L’Europa produce circa il 18% del gas che annualmente viene immesso nel sistema (ci riferiamo al 2019 e nel conto è inclusa anche UK). I principali siti di estrazione si trovano nel territorio del Regno Unito (e dal 2020 risulteranno essere giacimenti extra EU) e in Olanda (il famoso sito di Groningen che si avvia pian piano a fine vita). Interruzioni nelle attività estrattive o delle pipeline che trasportano il gas hanno un impatto rilevante sul prezzo del gas, soprattutto sul breve termine.
La quota di gas proveniente da paesi extra EU tramite l’import è l’82% del totale del gas annualmente immesso nel sistema gas europeo. Di questo l’import tradizionale, ovvero via pipeline, copre circa il 60% e le principali direttrici di import collegano l’Europa alla Russia, alla Norvegia e al Nord Africa. Nuove tratte collegheranno ulteriormente l’Europa ai Paesi limitrofi nel prossimo futuro (es. Nord Stream II), aumentando la capacità di import attuale.
All’import tradizionale via pipeline si è affiancato negli ultimi anni l’import di gas naturale liquefatto (GNL o LNG), che nel 2019 è arrivato a pesare il 22% del totale del gas immesso nel sistema gas europeo. Il gas non arriva più solo da Paesi prossimi all’Europa, ma anche da Qatar, USA, Nigeria e altri.
Ai tradizionali rapporti fra Paesi Europei e Paesi produttori di gas si sono affiancate dunque nuove relazioni commerciali che portano con sé, oltre ad una sana diversificazione delle fonti, anche nuove influenze geopolitiche. Se fino a poco tempo fa erano tristemente note le vicende legate alle continue diatribe tra Russia e Ucraina, oggi nuovi attori entrano sulla scena energetica europea, cambiando gli equilibri e modificando quote di mercato da tempo consolidate.

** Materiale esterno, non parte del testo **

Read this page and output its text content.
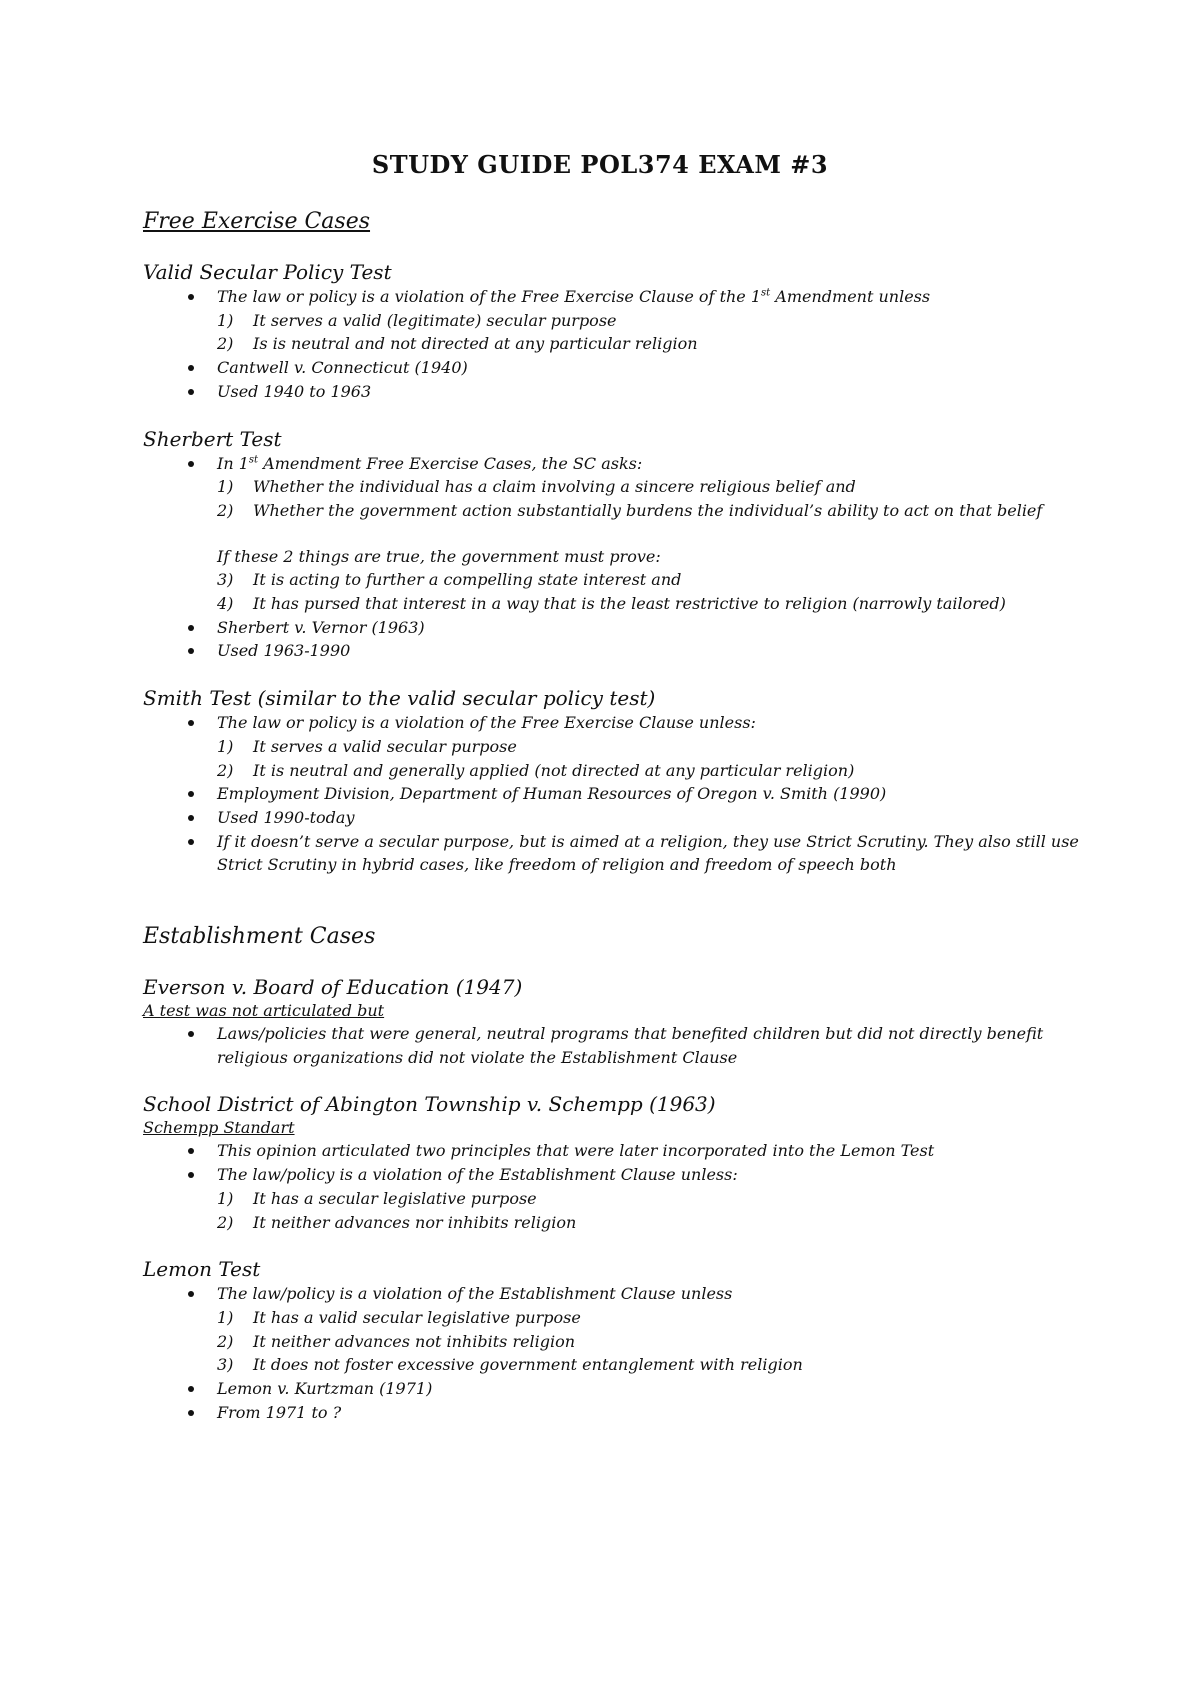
STUDY GUIDE POL374 EXAM #3

Free Exercise Cases

Valid Secular Policy Test

The law or policy is a violation of the Free Exercise Clause of the 1st Amendment unless
1) It serves a valid (legitimate) secular purpose
2) Is is neutral and not directed at any particular religion
Cantwell v. Connecticut (1940)
Used 1940 to 1963

Sherbert Test

In 1st Amendment Free Exercise Cases, the SC asks:
1) Whether the individual has a claim involving a sincere religious belief and
2) Whether the government action substantially burdens the individual’s ability to act on that belief

If these 2 things are true, the government must prove:

3) It is acting to further a compelling state interest and
4) It has pursed that interest in a way that is the least restrictive to religion (narrowly tailored)
Sherbert v. Vernor (1963)
Used 1963-1990

Smith Test (similar to the valid secular policy test)

The law or policy is a violation of the Free Exercise Clause unless:
1) It serves a valid secular purpose
2) It is neutral and generally applied (not directed at any particular religion)
Employment Division, Department of Human Resources of Oregon v. Smith (1990)
Used 1990-today
If it doesn’t serve a secular purpose, but is aimed at a religion, they use Strict Scrutiny. They also still use Strict Scrutiny in hybrid cases, like freedom of religion and freedom of speech both

Establishment Cases

Everson v. Board of Education (1947)

A test was not articulated but

Laws/policies that were general, neutral programs that benefited children but did not directly benefit religious organizations did not violate the Establishment Clause

School District of Abington Township v. Schempp (1963)

Schempp Standart

This opinion articulated two principles that were later incorporated into the Lemon Test
The law/policy is a violation of the Establishment Clause unless:
1) It has a secular legislative purpose
2) It neither advances nor inhibits religion

Lemon Test

The law/policy is a violation of the Establishment Clause unless
1) It has a valid secular legislative purpose
2) It neither advances not inhibits religion
3) It does not foster excessive government entanglement with religion
Lemon v. Kurtzman (1971)
From 1971 to ?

Un ulteriore fattore che influenza la disponibilità di gas è la quantità di gas presente negli stoccaggi. Quando durante la stagione calda la domanda di gas è inferiore, il gas viene immagazzinato in stoccaggi dai quali viene estratto durante l’inverno. Il livello degli stoccaggi è un indicatore della possibilità di far fronte a improvvisi aumenti della domanda a cui l’aumento di import non può fisiologicamente sopperire. In inverni miti, come quello appena terminato, i bassi consumi di gas naturale (ulteriormente ridotti per effetto del coronavirus) provocano un surplus di gas in stoccaggio (+30% rispetto all’anno scorso) che si riflettono in una maggior disponibilità di gas e dunque in un effetto ribassista sui prezzi.
Conoscere i fattori che determinano la disponibilità di gas consente di prevedere le conseguenze degli equilibri di domanda/offerta sul prezzo della materia prima. Un conflitto in Paesi da cui l’Europa importa (es: Russia o Qatar) può avere un forte impatto sul sistema del gas europeo, così come un problema ad un grosso tubo o livelli di gas in stoccaggio molto superiori/inferiori alla media stagionale e non di rado proprio questi temi risultano centrali per i movimenti dei prezzi del gas in Europa.
La forte diminuzione dei prezzi del gas degli ultimi mesi è stata infatti dovuta proprio ad un mix di questi fattori: livello degli stoccaggi molto più alto del normale, gas importato via nave ai massimi livelli storici e import via pipeline a regime hanno causato una sovrabbondanza di offerta di materia prima che ha, di fatto, provocato un rally al ribasso in tutti i mercati gas europei.